Le vieux jardinier l'arrêta par ses babils, et eût donné sa vie plutôt que de le lâcher. Seigneur, criait-il, assommez le vieux Chinois, tuez-le, mais il ne vous laissera pas arracher ses fleurs.
Quel détestable vieillard, s'écrièrent tous en chœur les amis de Tchang-Oey. Sa Seigneurie cueille des fleurs, qu'y a-t-il donc là de si grave? Parce que vous prenez de grands airs, croyez-vous que vous lui ferez peur et que vous l'en empêcherez; et les voilà tous qui s'en vont en désordre cueillir les pivoines.

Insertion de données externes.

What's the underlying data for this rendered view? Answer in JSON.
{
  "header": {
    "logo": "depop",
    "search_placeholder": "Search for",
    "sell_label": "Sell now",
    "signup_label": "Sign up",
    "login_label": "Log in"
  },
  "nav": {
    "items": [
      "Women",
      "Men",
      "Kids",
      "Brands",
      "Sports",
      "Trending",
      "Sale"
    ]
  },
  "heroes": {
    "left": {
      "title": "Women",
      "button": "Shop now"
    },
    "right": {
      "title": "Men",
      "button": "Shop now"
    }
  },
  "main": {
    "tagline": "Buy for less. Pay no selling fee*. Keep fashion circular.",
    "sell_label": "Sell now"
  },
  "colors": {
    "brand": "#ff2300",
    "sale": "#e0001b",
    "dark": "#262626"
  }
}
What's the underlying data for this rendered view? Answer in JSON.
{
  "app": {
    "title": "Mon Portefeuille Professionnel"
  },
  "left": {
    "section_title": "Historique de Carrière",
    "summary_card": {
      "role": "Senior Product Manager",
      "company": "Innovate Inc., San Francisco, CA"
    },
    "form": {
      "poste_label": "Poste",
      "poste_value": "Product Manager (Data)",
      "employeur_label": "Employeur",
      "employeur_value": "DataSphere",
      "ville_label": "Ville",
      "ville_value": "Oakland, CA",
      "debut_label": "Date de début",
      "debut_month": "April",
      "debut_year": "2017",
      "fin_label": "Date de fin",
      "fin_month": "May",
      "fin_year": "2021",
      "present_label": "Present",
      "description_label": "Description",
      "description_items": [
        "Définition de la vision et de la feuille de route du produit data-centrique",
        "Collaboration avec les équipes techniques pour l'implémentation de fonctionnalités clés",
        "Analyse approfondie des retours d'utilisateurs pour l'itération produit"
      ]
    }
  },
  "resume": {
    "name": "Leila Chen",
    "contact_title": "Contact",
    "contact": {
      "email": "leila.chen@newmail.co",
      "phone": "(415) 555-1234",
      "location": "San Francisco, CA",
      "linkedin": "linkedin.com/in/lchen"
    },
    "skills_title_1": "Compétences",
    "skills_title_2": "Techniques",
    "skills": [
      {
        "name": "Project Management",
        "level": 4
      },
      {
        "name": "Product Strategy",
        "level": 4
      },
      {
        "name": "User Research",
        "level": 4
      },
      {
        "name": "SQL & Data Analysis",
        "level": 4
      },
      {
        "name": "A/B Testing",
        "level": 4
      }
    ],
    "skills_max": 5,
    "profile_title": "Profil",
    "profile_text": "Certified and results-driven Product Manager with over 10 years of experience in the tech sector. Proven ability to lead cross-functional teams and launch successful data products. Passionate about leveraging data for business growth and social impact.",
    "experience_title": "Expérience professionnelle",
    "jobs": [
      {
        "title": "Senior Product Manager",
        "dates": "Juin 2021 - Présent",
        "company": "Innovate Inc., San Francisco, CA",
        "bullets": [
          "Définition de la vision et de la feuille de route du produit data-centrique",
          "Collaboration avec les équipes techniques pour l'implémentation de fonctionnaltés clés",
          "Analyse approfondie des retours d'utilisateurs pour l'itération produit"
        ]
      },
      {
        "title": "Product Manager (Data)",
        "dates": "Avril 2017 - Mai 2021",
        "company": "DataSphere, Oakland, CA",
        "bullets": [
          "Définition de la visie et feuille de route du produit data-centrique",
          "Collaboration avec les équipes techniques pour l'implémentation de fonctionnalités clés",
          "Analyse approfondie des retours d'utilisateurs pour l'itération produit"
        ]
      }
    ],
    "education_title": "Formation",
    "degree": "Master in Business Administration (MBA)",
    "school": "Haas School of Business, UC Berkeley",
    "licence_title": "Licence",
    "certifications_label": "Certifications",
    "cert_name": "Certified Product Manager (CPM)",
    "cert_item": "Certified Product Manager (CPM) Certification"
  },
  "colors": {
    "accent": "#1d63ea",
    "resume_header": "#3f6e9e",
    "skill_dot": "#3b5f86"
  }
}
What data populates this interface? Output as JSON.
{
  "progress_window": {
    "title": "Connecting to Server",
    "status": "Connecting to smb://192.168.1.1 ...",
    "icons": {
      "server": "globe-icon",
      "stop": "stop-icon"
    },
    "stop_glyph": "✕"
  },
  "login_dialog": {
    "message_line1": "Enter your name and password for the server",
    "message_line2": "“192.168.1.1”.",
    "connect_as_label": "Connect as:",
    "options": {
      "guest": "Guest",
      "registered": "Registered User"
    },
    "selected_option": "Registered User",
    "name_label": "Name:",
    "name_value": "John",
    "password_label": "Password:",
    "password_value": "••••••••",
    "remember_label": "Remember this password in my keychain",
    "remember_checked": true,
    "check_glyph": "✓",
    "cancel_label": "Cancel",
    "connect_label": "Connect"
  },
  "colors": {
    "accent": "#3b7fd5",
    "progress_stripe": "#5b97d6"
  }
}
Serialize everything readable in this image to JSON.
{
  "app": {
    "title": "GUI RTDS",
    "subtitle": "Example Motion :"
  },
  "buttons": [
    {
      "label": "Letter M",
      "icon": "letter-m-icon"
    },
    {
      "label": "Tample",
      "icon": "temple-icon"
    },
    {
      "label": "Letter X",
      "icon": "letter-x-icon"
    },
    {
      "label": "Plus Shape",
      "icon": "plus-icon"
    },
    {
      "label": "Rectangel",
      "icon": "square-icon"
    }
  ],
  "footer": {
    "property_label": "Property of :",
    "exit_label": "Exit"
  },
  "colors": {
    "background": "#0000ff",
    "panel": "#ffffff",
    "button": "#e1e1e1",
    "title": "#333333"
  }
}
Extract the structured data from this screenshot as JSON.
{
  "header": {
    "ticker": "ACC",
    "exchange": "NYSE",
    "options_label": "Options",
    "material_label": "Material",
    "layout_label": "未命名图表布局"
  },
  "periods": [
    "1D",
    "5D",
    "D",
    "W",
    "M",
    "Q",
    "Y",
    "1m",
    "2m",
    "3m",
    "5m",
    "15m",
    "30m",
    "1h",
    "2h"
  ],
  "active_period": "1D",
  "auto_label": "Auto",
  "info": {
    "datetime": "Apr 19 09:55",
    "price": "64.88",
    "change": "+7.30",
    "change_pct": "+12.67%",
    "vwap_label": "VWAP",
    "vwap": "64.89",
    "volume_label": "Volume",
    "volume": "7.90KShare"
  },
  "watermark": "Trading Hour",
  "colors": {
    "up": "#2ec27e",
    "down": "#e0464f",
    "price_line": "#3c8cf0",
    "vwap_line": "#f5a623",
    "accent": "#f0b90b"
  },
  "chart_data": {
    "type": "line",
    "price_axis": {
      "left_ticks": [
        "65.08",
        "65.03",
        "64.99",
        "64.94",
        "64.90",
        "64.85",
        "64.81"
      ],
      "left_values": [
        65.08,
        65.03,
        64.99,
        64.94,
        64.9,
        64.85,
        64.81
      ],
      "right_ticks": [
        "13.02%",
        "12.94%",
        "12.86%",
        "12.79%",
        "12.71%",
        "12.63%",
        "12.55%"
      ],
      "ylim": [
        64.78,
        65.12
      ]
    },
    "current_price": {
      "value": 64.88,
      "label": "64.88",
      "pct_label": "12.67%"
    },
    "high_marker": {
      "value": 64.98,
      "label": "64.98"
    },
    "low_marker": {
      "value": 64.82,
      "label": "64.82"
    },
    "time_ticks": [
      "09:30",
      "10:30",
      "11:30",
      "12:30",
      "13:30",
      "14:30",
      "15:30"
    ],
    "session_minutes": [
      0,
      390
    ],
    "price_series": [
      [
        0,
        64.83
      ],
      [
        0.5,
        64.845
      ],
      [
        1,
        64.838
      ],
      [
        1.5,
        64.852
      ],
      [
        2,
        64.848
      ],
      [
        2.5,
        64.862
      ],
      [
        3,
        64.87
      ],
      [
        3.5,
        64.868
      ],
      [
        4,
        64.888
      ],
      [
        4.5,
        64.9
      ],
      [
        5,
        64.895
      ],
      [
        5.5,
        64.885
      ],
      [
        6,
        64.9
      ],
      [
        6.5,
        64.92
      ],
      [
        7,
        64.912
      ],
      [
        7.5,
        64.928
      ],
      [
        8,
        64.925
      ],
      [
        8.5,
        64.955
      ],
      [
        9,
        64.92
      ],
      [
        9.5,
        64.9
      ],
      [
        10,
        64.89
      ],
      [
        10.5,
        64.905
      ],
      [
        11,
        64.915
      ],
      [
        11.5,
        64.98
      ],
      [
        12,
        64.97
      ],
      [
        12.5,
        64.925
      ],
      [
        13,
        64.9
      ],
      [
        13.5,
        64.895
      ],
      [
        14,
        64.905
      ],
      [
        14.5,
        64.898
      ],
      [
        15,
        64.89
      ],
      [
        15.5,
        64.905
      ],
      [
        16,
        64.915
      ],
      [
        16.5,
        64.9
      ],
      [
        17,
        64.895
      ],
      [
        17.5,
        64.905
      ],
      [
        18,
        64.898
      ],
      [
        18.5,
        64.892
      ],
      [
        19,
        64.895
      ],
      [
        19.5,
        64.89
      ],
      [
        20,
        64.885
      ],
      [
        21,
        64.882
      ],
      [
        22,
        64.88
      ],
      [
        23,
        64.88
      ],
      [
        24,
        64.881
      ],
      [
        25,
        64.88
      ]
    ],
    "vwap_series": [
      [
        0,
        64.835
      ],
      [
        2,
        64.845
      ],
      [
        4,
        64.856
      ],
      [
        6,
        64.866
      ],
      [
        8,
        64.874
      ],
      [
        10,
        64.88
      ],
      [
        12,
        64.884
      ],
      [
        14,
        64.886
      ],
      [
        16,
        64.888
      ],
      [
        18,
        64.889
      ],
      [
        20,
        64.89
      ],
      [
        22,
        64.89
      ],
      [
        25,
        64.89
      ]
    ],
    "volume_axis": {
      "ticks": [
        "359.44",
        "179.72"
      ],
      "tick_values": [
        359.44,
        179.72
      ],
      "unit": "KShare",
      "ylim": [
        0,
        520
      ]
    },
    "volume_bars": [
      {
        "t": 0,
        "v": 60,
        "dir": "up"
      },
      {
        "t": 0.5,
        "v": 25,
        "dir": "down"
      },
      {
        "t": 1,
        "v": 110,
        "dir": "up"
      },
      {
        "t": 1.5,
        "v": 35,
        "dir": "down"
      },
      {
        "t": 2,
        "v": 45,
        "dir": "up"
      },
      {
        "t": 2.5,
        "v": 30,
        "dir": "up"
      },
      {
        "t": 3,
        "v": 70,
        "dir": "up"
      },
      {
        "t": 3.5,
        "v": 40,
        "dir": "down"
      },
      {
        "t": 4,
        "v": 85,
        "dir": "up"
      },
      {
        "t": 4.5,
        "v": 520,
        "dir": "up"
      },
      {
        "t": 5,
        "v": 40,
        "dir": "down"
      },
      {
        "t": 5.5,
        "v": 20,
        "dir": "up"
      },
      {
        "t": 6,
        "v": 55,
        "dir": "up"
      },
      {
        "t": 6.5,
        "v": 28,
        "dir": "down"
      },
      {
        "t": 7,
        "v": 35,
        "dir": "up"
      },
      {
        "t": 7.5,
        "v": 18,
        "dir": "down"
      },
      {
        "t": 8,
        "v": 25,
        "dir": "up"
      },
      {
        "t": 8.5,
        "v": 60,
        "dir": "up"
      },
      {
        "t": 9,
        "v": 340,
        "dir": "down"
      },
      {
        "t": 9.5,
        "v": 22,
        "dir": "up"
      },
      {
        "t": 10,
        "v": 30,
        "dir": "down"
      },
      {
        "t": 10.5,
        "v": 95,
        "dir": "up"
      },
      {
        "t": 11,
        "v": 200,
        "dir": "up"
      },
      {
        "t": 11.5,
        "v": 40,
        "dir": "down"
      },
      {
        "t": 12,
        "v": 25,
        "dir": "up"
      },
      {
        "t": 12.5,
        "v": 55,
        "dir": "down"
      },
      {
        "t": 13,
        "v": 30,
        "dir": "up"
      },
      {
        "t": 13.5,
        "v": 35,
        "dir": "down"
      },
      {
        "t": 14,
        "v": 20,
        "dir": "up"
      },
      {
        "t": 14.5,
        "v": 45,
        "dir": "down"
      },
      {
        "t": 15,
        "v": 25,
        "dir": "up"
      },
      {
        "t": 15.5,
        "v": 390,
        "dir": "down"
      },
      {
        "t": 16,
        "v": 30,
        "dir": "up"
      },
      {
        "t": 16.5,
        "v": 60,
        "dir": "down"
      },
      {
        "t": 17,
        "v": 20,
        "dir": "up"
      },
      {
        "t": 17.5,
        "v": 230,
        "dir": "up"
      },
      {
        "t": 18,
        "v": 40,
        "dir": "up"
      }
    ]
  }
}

Le pauvre vieillard, hors de lui, implorait le secours du ciel; il avait lâché Tchang-Oey, et il prodiguait sa vie pour arrêter le pillage. Mais tandis qu'il attaquait à droite, il ne pouvait avoir l'œil à gauche. En une minute, bien des fleurs avaient été enlevées. Tsieou-Sien, accablé de chagrin, se mit à injurier cette troupe désordonnée: Bandits, canaille, vous franchissez sans motif le seuil de ma porte pour venir m'injurier, me vilipender; vous voulez ce jardin qui est ma vie, et pourquoi faire? Alors s'élançant vers Tchang-Oey, il le pousse avec une violence terrible. Le jeune homme avait trop bu, ses jambes n'étaient pas solides, et il roula à terre la tête la première.
Les amis de celui-ci crièrent à l'infamie; sa Seigneurie est renversée! – Laissant là les fleurs, ils se précipitèrent sur le vieillard pour le frapper. Mais parmi eux se trouvait un homme d'un âge plus mûr, qui songeant aux cinquante ans dont Tsieou-Sien était chargé, craignit que ces fous ne s'exposassent à de fâcheuses affaires en battant un vieillard: il calma ses compagnons. Tchang-Oey était remis sur pied.
Mais cette chute n'avait fait que remuer la bile qu'il portait dans le cœur; il court et brise les boutons avec acharnement, le sol en est jonché de toutes parts. Ce n'est pas assez, il saule au milieu des pivoines et les foule aux pieds: quelle pitié! de si belles fleurs!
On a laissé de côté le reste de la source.